It can be tough to talk to your children about what’s happening in the world. It’s a scary and sensitive topic. Editor-in-chief of Today’s Parent, Sasha Emmons and Toronto Star columnist, Uzma Jalaluddin share five tips and strategies for broaching these discussions with your kids.
Be proactive in talking to your kids
You don’t want them to get all their information from kids at school, and chances are, they’ve heard things. However, ask them what they know and let their questions be your guide to giving them the right amount of information.
Don’t scare them
If they’re young, kids may need to be reassured that what’s happening is far away and unlikely to happen to them. This may not be strictly true, but until around at least age seven, many kids may not be able to handle the idea that bad things happen.

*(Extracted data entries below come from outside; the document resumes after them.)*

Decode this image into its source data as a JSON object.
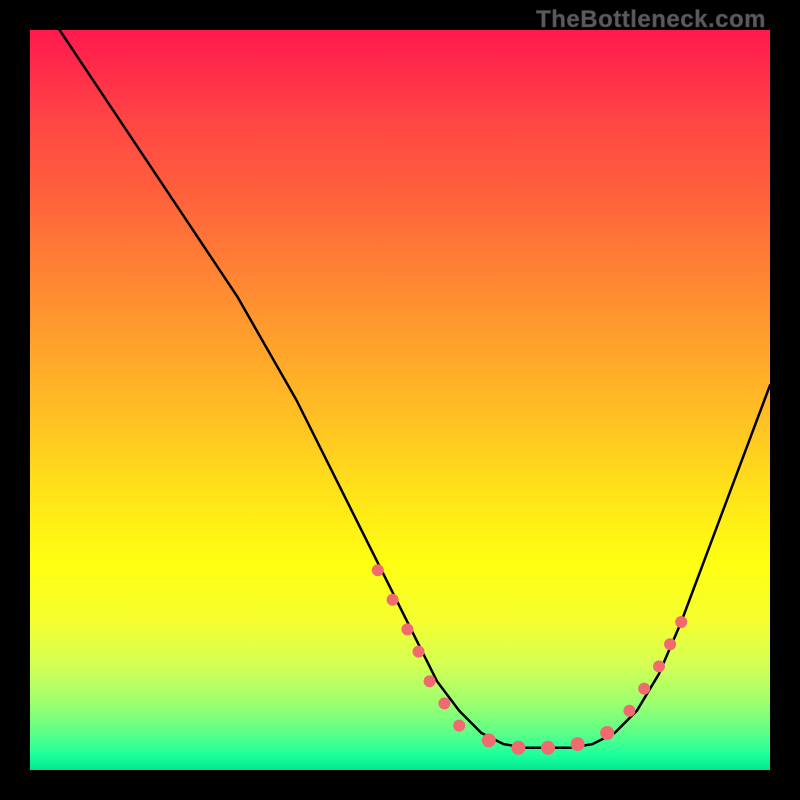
{
  "branding": {
    "text": "TheBottleneck.com"
  },
  "chart_data": {
    "type": "line",
    "title": "",
    "xlabel": "",
    "ylabel": "",
    "xlim": [
      0,
      100
    ],
    "ylim": [
      0,
      100
    ],
    "grid": false,
    "series": [
      {
        "name": "curve",
        "x": [
          4,
          8,
          12,
          16,
          20,
          24,
          28,
          32,
          36,
          40,
          44,
          48,
          52,
          55,
          58,
          61,
          64,
          67,
          70,
          73,
          76,
          79,
          82,
          85,
          88,
          91,
          94,
          97,
          100
        ],
        "y": [
          100,
          94,
          88,
          82,
          76,
          70,
          64,
          57,
          50,
          42,
          34,
          26,
          18,
          12,
          8,
          5,
          3.5,
          3,
          3,
          3,
          3.5,
          5,
          8,
          13,
          20,
          28,
          36,
          44,
          52
        ],
        "color": "#000000"
      }
    ],
    "markers": [
      {
        "x": 47,
        "y": 27,
        "r": 6,
        "color": "#f06a6f"
      },
      {
        "x": 49,
        "y": 23,
        "r": 6,
        "color": "#f06a6f"
      },
      {
        "x": 51,
        "y": 19,
        "r": 6,
        "color": "#f06a6f"
      },
      {
        "x": 52.5,
        "y": 16,
        "r": 6,
        "color": "#f06a6f"
      },
      {
        "x": 54,
        "y": 12,
        "r": 6,
        "color": "#f06a6f"
      },
      {
        "x": 56,
        "y": 9,
        "r": 6,
        "color": "#f06a6f"
      },
      {
        "x": 58,
        "y": 6,
        "r": 6,
        "color": "#f06a6f"
      },
      {
        "x": 62,
        "y": 4,
        "r": 7,
        "color": "#f06a6f"
      },
      {
        "x": 66,
        "y": 3,
        "r": 7,
        "color": "#f06a6f"
      },
      {
        "x": 70,
        "y": 3,
        "r": 7,
        "color": "#f06a6f"
      },
      {
        "x": 74,
        "y": 3.5,
        "r": 7,
        "color": "#f06a6f"
      },
      {
        "x": 78,
        "y": 5,
        "r": 7,
        "color": "#f06a6f"
      },
      {
        "x": 81,
        "y": 8,
        "r": 6,
        "color": "#f06a6f"
      },
      {
        "x": 83,
        "y": 11,
        "r": 6,
        "color": "#f06a6f"
      },
      {
        "x": 85,
        "y": 14,
        "r": 6,
        "color": "#f06a6f"
      },
      {
        "x": 86.5,
        "y": 17,
        "r": 6,
        "color": "#f06a6f"
      },
      {
        "x": 88,
        "y": 20,
        "r": 6,
        "color": "#f06a6f"
      }
    ]
  }
}
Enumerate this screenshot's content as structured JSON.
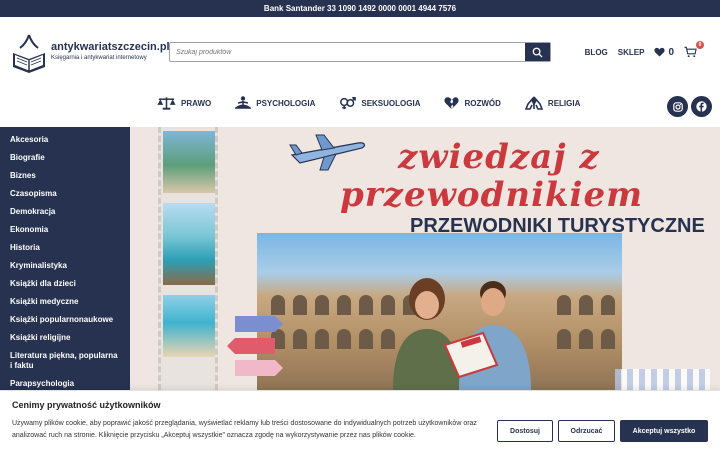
{
  "topbar": {
    "bank_text": "Bank Santander 33 1090 1492 0000 0001 4944 7576"
  },
  "header": {
    "logo_title": "antykwariatszczecin.pl",
    "logo_subtitle": "Księgarnia i antykwariat internetowy",
    "search_placeholder": "Szukaj produktów",
    "links": {
      "blog": "BLOG",
      "shop": "SKLEP"
    },
    "wishlist_count": "0",
    "cart_count": "0"
  },
  "nav": {
    "items": [
      {
        "label": "PRAWO",
        "icon": "scales-icon"
      },
      {
        "label": "PSYCHOLOGIA",
        "icon": "meditation-icon"
      },
      {
        "label": "SEKSUOLOGIA",
        "icon": "gender-icon"
      },
      {
        "label": "ROZWÓD",
        "icon": "broken-heart-icon"
      },
      {
        "label": "RELIGIA",
        "icon": "praying-icon"
      }
    ],
    "socials": [
      "instagram-icon",
      "facebook-icon"
    ]
  },
  "sidebar": {
    "items": [
      "Akcesoria",
      "Biografie",
      "Biznes",
      "Czasopisma",
      "Demokracja",
      "Ekonomia",
      "Historia",
      "Kryminalistyka",
      "Książki dla dzieci",
      "Książki medyczne",
      "Książki popularnonaukowe",
      "Książki religijne",
      "Literatura piękna, popularna i faktu",
      "Parapsychologia"
    ]
  },
  "banner": {
    "title_line1": "zwiedzaj z",
    "title_line2": "przewodnikiem",
    "subtitle": "PRZEWODNIKI TURYSTYCZNE"
  },
  "cookie": {
    "title": "Cenimy prywatność użytkowników",
    "text": "Używamy plików cookie, aby poprawić jakość przeglądania, wyświetlać reklamy lub treści dostosowane do indywidualnych potrzeb użytkowników oraz analizować ruch na stronie. Kliknięcie przycisku „Akceptuj wszystkie” oznacza zgodę na wykorzystywanie przez nas plików cookie.",
    "customize_label": "Dostosuj",
    "reject_label": "Odrzucać",
    "accept_label": "Akceptuj wszystko"
  },
  "colors": {
    "primary": "#26324f",
    "accent_red": "#c9393e",
    "banner_bg": "#efe6e1"
  }
}
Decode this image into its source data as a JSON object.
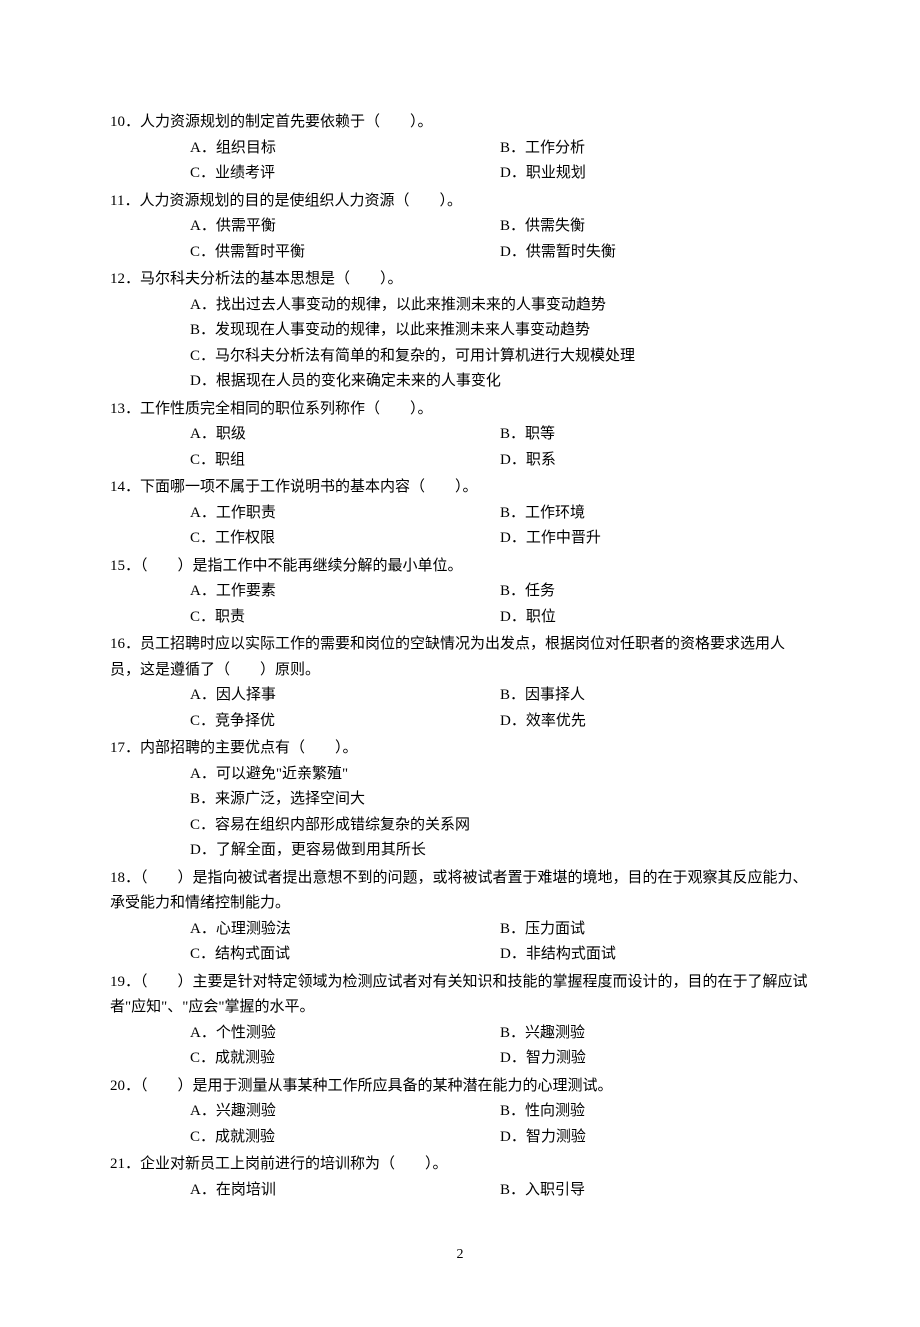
{
  "questions": [
    {
      "num": "10",
      "text": "10．人力资源规划的制定首先要依赖于（　　）。",
      "layout": "2col",
      "options": {
        "a": "A．组织目标",
        "b": "B．工作分析",
        "c": "C．业绩考评",
        "d": "D．职业规划"
      }
    },
    {
      "num": "11",
      "text": "11．人力资源规划的目的是使组织人力资源（　　）。",
      "layout": "2col",
      "options": {
        "a": "A．供需平衡",
        "b": "B．供需失衡",
        "c": "C．供需暂时平衡",
        "d": "D．供需暂时失衡"
      }
    },
    {
      "num": "12",
      "text": "12．马尔科夫分析法的基本思想是（　　）。",
      "layout": "1col-indent",
      "options": {
        "a": "A．找出过去人事变动的规律，以此来推测未来的人事变动趋势",
        "b": "B．发现现在人事变动的规律，以此来推测未来人事变动趋势",
        "c": "C．马尔科夫分析法有简单的和复杂的，可用计算机进行大规模处理",
        "d": "D．根据现在人员的变化来确定未来的人事变化"
      }
    },
    {
      "num": "13",
      "text": "13．工作性质完全相同的职位系列称作（　　）。",
      "layout": "2col",
      "options": {
        "a": "A．职级",
        "b": "B．职等",
        "c": "C．职组",
        "d": "D．职系"
      }
    },
    {
      "num": "14",
      "text": "14．下面哪一项不属于工作说明书的基本内容（　　）。",
      "layout": "2col",
      "options": {
        "a": "A．工作职责",
        "b": "B．工作环境",
        "c": "C．工作权限",
        "d": "D．工作中晋升"
      }
    },
    {
      "num": "15",
      "text": "15．（　　）是指工作中不能再继续分解的最小单位。",
      "layout": "2col",
      "options": {
        "a": "A．工作要素",
        "b": "B．任务",
        "c": "C．职责",
        "d": "D．职位"
      }
    },
    {
      "num": "16",
      "text": "16．员工招聘时应以实际工作的需要和岗位的空缺情况为出发点，根据岗位对任职者的资格要求选用人员，这是遵循了（　　）原则。",
      "layout": "2col-wide",
      "options": {
        "a": "A．因人择事",
        "b": "B．因事择人",
        "c": "C．竞争择优",
        "d": "D．效率优先"
      }
    },
    {
      "num": "17",
      "text": "17．内部招聘的主要优点有（　　）。",
      "layout": "1col",
      "options": {
        "a": "A．可以避免\"近亲繁殖\"",
        "b": "B．来源广泛，选择空间大",
        "c": "C．容易在组织内部形成错综复杂的关系网",
        "d": "D．了解全面，更容易做到用其所长"
      }
    },
    {
      "num": "18",
      "text": "18．（　　）是指向被试者提出意想不到的问题，或将被试者置于难堪的境地，目的在于观察其反应能力、承受能力和情绪控制能力。",
      "layout": "2col-wide",
      "options": {
        "a": "A．心理测验法",
        "b": "B．压力面试",
        "c": "C．结构式面试",
        "d": "D．非结构式面试"
      }
    },
    {
      "num": "19",
      "text": "19．（　　）主要是针对特定领域为检测应试者对有关知识和技能的掌握程度而设计的，目的在于了解应试者\"应知\"、\"应会\"掌握的水平。",
      "layout": "2col-wide",
      "options": {
        "a": "A．个性测验",
        "b": "B．兴趣测验",
        "c": "C．成就测验",
        "d": "D．智力测验"
      }
    },
    {
      "num": "20",
      "text": "20．（　　）是用于测量从事某种工作所应具备的某种潜在能力的心理测试。",
      "layout": "2col-wide",
      "options": {
        "a": "A．兴趣测验",
        "b": "B．性向测验",
        "c": "C．成就测验",
        "d": "D．智力测验"
      }
    },
    {
      "num": "21",
      "text": "21．企业对新员工上岗前进行的培训称为（　　）。",
      "layout": "2col",
      "options": {
        "a": "A．在岗培训",
        "b": "B．入职引导"
      }
    }
  ],
  "pageNumber": "2"
}
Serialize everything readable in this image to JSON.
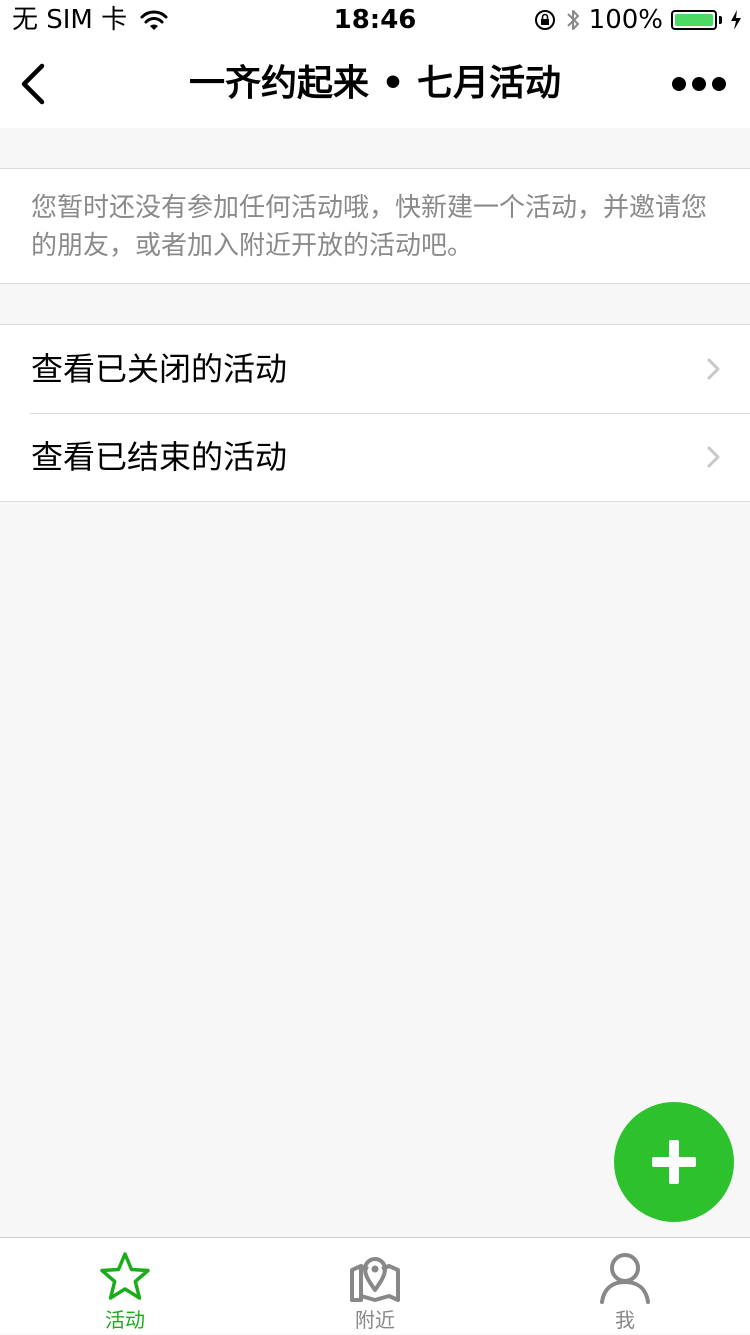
{
  "status_bar": {
    "carrier": "无 SIM 卡",
    "time": "18:46",
    "battery": "100%",
    "battery_color": "#4cd964"
  },
  "nav": {
    "title": "一齐约起来 • 七月活动",
    "back_icon": "chevron-left-icon",
    "more_icon": "more-dots-icon"
  },
  "notice": {
    "text": "您暂时还没有参加任何活动哦，快新建一个活动，并邀请您的朋友，或者加入附近开放的活动吧。"
  },
  "list": {
    "items": [
      {
        "label": "查看已关闭的活动"
      },
      {
        "label": "查看已结束的活动"
      }
    ]
  },
  "fab": {
    "icon": "plus-icon",
    "color": "#2dc22d"
  },
  "tabs": [
    {
      "label": "活动",
      "icon": "star-icon",
      "active": true
    },
    {
      "label": "附近",
      "icon": "map-pin-icon",
      "active": false
    },
    {
      "label": "我",
      "icon": "user-icon",
      "active": false
    }
  ],
  "colors": {
    "accent": "#1aad19",
    "inactive": "#888888"
  }
}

Don’t freak out if they say something prejudiced
Absorbing and repeating stereotypes is a common step in a child’s development so don’t overreact if they say something that seems racist. But do use as an opportunity to talk, even if it’s uncomfortable, and you feel you’re stumbling through it. Books can help start the conversation with younger kids, the news media with older kids.
Watch what they’re watching
Limit exposure to media, and watch with them so you can be sure they’re getting news from a trustworthy source and you can discuss what they’re seen with them.
Look for the helpers & how you can help
Brainstorm together about what you can do to directly help with the problem or just put more kindness in the world.